Sono sempre stata accanto alla Natura, sin da piccolissima, quando mio zio ogni fine settimana, mi veniva a prendere per portarmi in campeggio con lui, in campagna, ma a filo di mare.
Ho sempre avuto un rapporto fortemetne 'empatico', ma non avevo mai coltivato piante, non ero mai intervenuta su di loro, non ne sentivo il richiamo.
Poi, un giorno quì, guardando la landa desolata, piena di una giugla polverosa, ammassata, a lottare una contro l'altra per sopravvivere, per arrivare alla luce e al sole, su una terra compatta, asfittica simile all'asfalto, mi portò a voler fare un minimo di pulizia ed in genere, quando prendo possesso di qualcosa, faccio sempre pulizia di quel che era o vi era stato prima.
Così, partii da quel che mi vene più naturale pensare, il suolo.
140 metri quadri circa bonificati quasi completamente a suon di zappa, pale, rovesci e aggiunte di ammendanti, per metri di profondità.
Argilla espansa, torba e sabbia, sebbene mi fù detto che questi due elementi poco si aggregano e si miscelano con suoli argillosi.
Non sò quanti sacchi di stallatico ho immesso, ma sono tanti, tantissimi.
Mentre tutto ciò era in atto, quando ero dentro la terra, nei solchi, fino al seno e a volte di più, eliminando sassi molto grandi, mi resi conto una mattina presto, del silenzio che governava fuori, ma soprattutto dentro di me.
E nel momento in cui me ne resi conto fù una scoperta meravigliosa anche se, mi rendevo conto che soffermandomi su quella sensazione, l'avevo anche persa.
Ma mi innamorai, mi innamorai del contatto con la terra, con il suo umido, con il suo buio, con la vita che aveva in sè, fatta di esseri che non avevo mai visto e mai così da vicino.
Mi innamorai e per la prima volta nella vita mi sentii davvero contenuta e davvero in pace.
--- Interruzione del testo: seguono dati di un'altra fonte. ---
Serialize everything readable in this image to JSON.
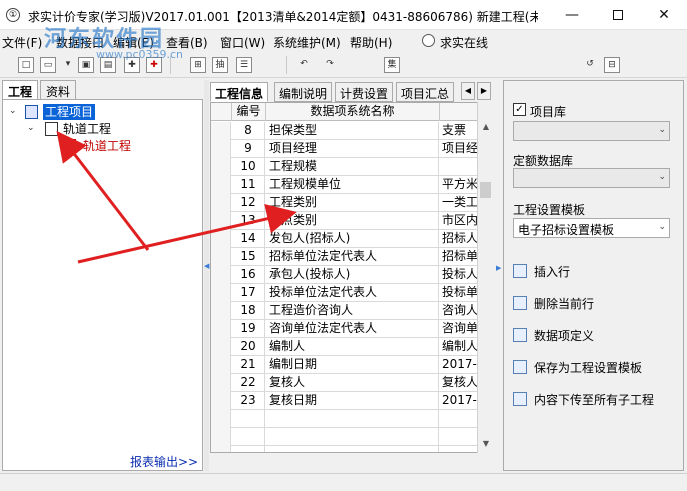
{
  "window": {
    "title": "求实计价专家(学习版)V2017.01.001【2013清单&2014定额】0431-88606786) 新建工程(未...",
    "app_icon": "①"
  },
  "watermark": {
    "text": "河东软件园",
    "url": "www.pc0359.cn"
  },
  "menu": [
    "文件(F)",
    "数据接口",
    "编辑(E)",
    "查看(B)",
    "窗口(W)",
    "系统维护(M)",
    "帮助(H)"
  ],
  "online": {
    "label": "求实在线"
  },
  "toolbar": {
    "b1": "□",
    "b2": "▭",
    "b3": "▾",
    "b4": "▣",
    "b5": "▤",
    "b6": "✚",
    "b7": "⊞",
    "b8": "抽",
    "b9": "☰",
    "b10": "↶",
    "b11": "↷",
    "b12": "集",
    "b13": "↺",
    "b14": "⊟"
  },
  "left_tabs": [
    "工程",
    "资料"
  ],
  "tree": {
    "root": "工程项目",
    "child": "轨道工程",
    "leaf": "轨道工程",
    "toggle_open": "⌄"
  },
  "report_link": "报表输出>>",
  "mid_tabs": [
    "工程信息",
    "编制说明",
    "计费设置",
    "项目汇总"
  ],
  "tab_scroll": {
    "left": "◀",
    "right": "▶"
  },
  "grid": {
    "headers": [
      "编号",
      "数据项系统名称",
      ""
    ],
    "rows": [
      {
        "num": "8",
        "name": "担保类型",
        "val": "支票"
      },
      {
        "num": "9",
        "name": "项目经理",
        "val": "项目经"
      },
      {
        "num": "10",
        "name": "工程规模",
        "val": ""
      },
      {
        "num": "11",
        "name": "工程规模单位",
        "val": "平方米"
      },
      {
        "num": "12",
        "name": "工程类别",
        "val": "一类工"
      },
      {
        "num": "13",
        "name": "地点类别",
        "val": "市区内"
      },
      {
        "num": "14",
        "name": "发包人(招标人)",
        "val": "招标人"
      },
      {
        "num": "15",
        "name": "招标单位法定代表人",
        "val": "招标单"
      },
      {
        "num": "16",
        "name": "承包人(投标人)",
        "val": "投标人"
      },
      {
        "num": "17",
        "name": "投标单位法定代表人",
        "val": "投标单"
      },
      {
        "num": "18",
        "name": "工程造价咨询人",
        "val": "咨询人"
      },
      {
        "num": "19",
        "name": "咨询单位法定代表人",
        "val": "咨询单"
      },
      {
        "num": "20",
        "name": "编制人",
        "val": "编制人"
      },
      {
        "num": "21",
        "name": "编制日期",
        "val": "2017-0"
      },
      {
        "num": "22",
        "name": "复核人",
        "val": "复核人"
      },
      {
        "num": "23",
        "name": "复核日期",
        "val": "2017-0"
      }
    ]
  },
  "scroll": {
    "up": "▲",
    "down": "▼"
  },
  "right": {
    "project_lib_label": "项目库",
    "project_lib_checked": "✓",
    "quota_db_label": "定额数据库",
    "template_label": "工程设置模板",
    "template_value": "电子招标设置模板",
    "combo_arrow": "⌄",
    "actions": [
      "插入行",
      "删除当前行",
      "数据项定义",
      "保存为工程设置模板",
      "内容下传至所有子工程"
    ]
  },
  "splitter": {
    "left": "◀",
    "right": "▶"
  },
  "colors": {
    "selection": "#0a64d8",
    "arrow": "#e02020",
    "leaf_text": "#c00000"
  }
}
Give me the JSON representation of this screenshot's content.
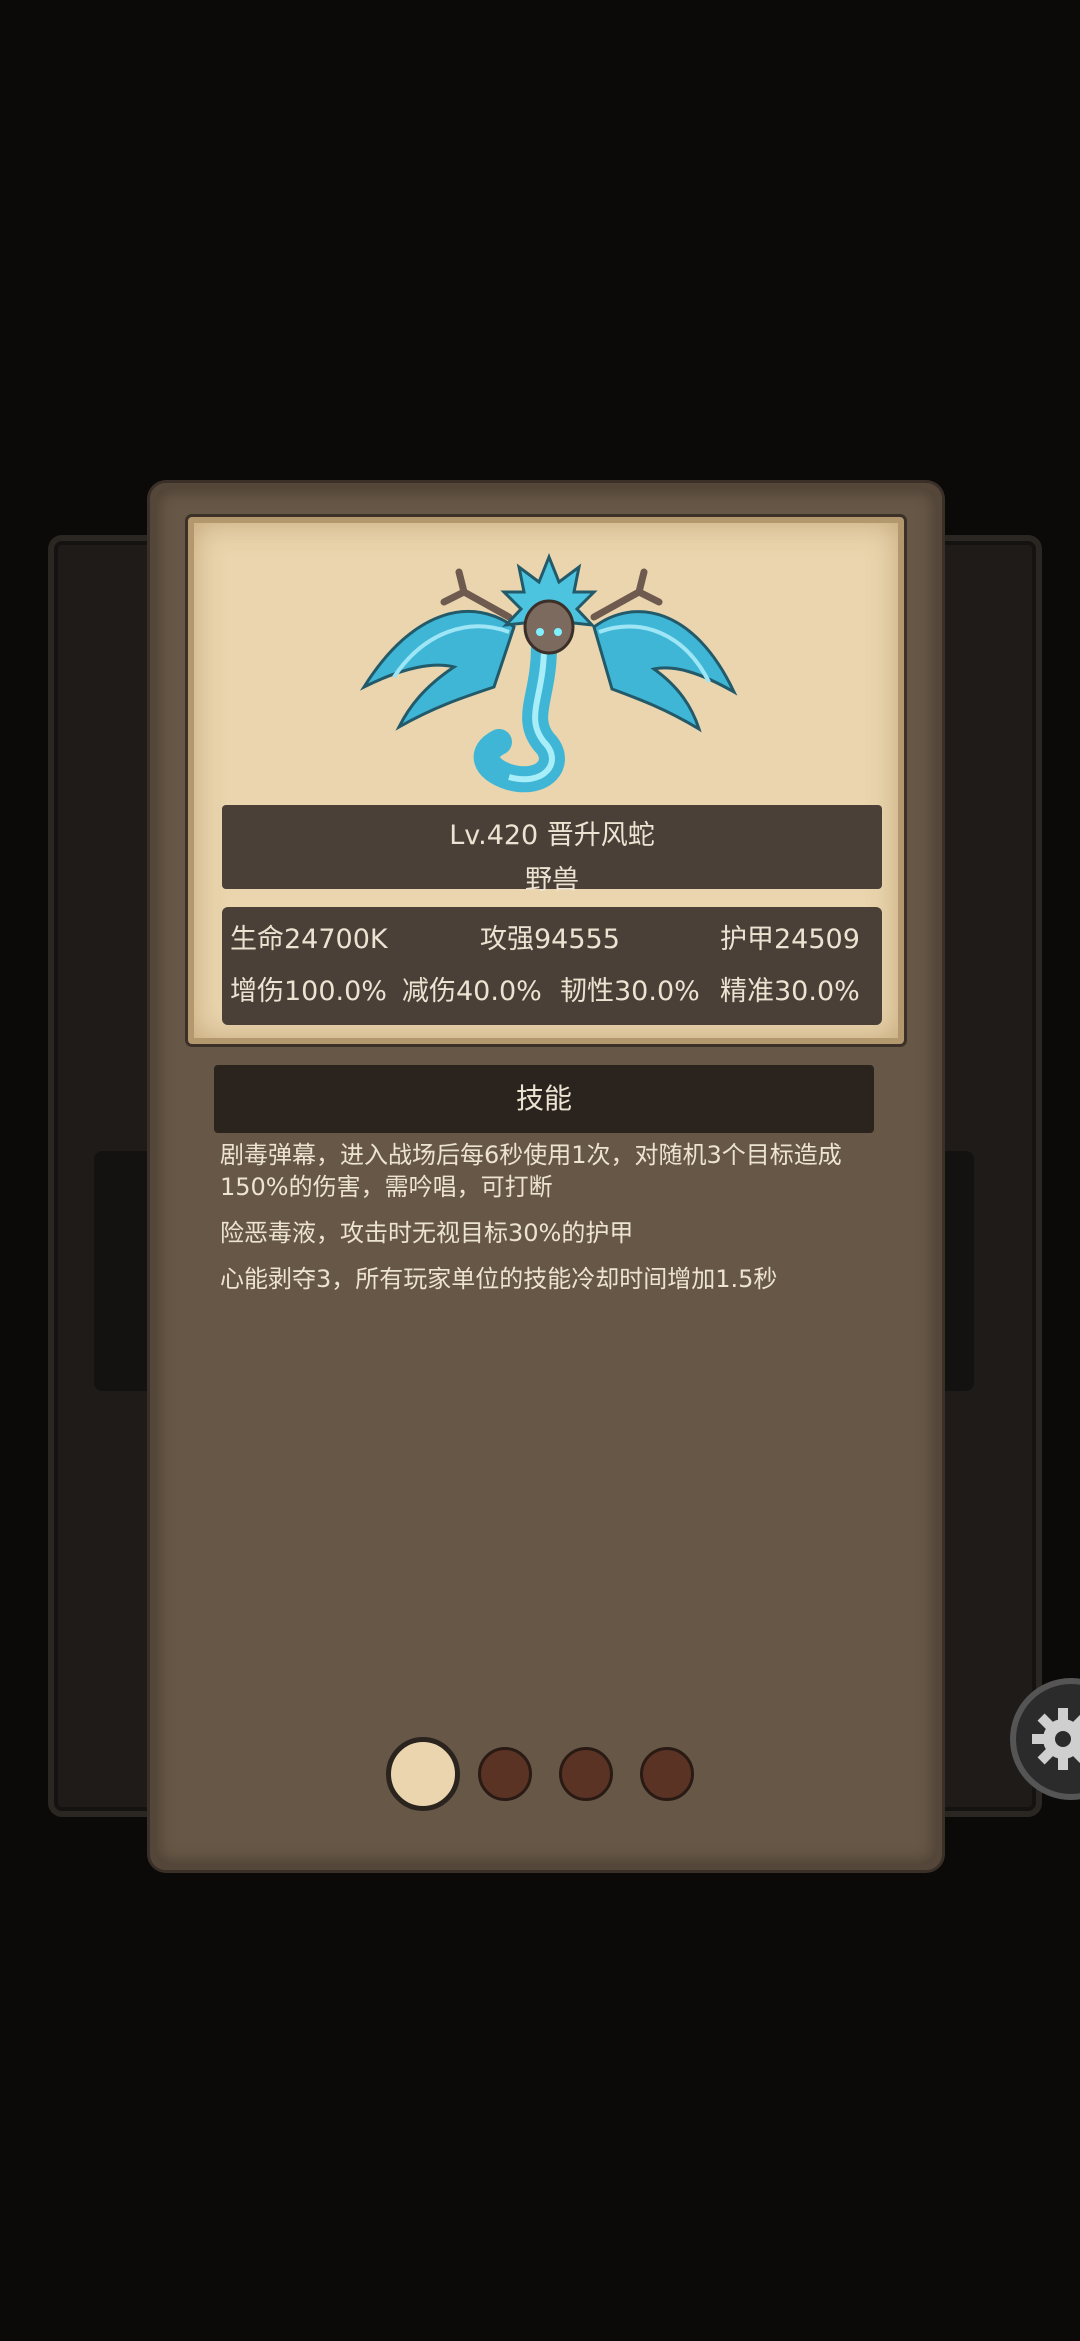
{
  "monster": {
    "name_line": "Lv.420 晋升风蛇",
    "type": "野兽"
  },
  "stats": {
    "hp": "生命24700K",
    "attack": "攻强94555",
    "armor": "护甲24509",
    "damage_increase": "增伤100.0%",
    "damage_reduction": "减伤40.0%",
    "toughness": "韧性30.0%",
    "accuracy": "精准30.0%"
  },
  "skills": {
    "header": "技能",
    "items": [
      "剧毒弹幕，进入战场后每6秒使用1次，对随机3个目标造成150%的伤害，需吟唱，可打断",
      "险恶毒液，攻击时无视目标30%的护甲",
      "心能剥夺3，所有玩家单位的技能冷却时间增加1.5秒"
    ]
  },
  "pager": {
    "total": 4,
    "active": 0
  },
  "icons": {
    "creature": "wind-serpent-portrait",
    "settings": "gear-icon"
  }
}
E mentre scavavom più spesso con le mani nude che con attrezzi e rigiravo quella materia apparentemente inerte, potevo sentire tutto senza essere concentrata in niente.
Il canto di una cinciarella, il gorgolio continuo del fiume, il gracchio delle anatre così come il ronzio, di api, vespe, calabroni.
I miei occhi che vedevano per la prima volta una realtà prima davvero appresa, studiata, ma mai realmente incontrata, libellule azzurro-verdi, i colori reali dei calabroni neri, dalla testa che brillava di blu.
E tutto questo mi entrò dentro e seppi che non ne avrei mai più potuto fare a meno, un po' come quando incontrai per la prima volta il mare, un battesimo, un'iniziazione, ma soprattutto la meta di ognuno, la gioia.
Io non ero più 'me', io vivevo e basta.
Così è iniziata, come sono arrivata ad amare le piante e a prendermi cura di loro, dipende poi da quelle 2 rose che erano lì, ht, stentate, impolverate e decrepite.
Dopo che misi mano al terreno, dopo pochissimi giorni queste 2 rose, improvvisamente inverdirono e divennero quasi belle, arrivando a fiorire copiosamente.
Avvertii come un grazie e un sospiro di sollievo, ma soprattutto quando rimisi piede in giardino, mi sembrò che l'aria era cambiata, come quando hai ripulito casa, dopo tanto che era rimasta chiusa.
Così è nata la mia passione, poi ho incontrato piante.
La mia prima pianta è stata la gardenia che ho tutt'oggi e così è trascorsa la mia vita con le piante fino ad oggi e che spero di non perdere mai, strada facendo.
Sono loro a chiamare me, senza schemi, senza progetti le porto a casa e poi la studio, un po' tecnicamente, ma poco e poi la osservo nei giorni.
In genere la prima cosa che faccio è cambiarle il vaso, così come io ho pulito casa prima di entrarci.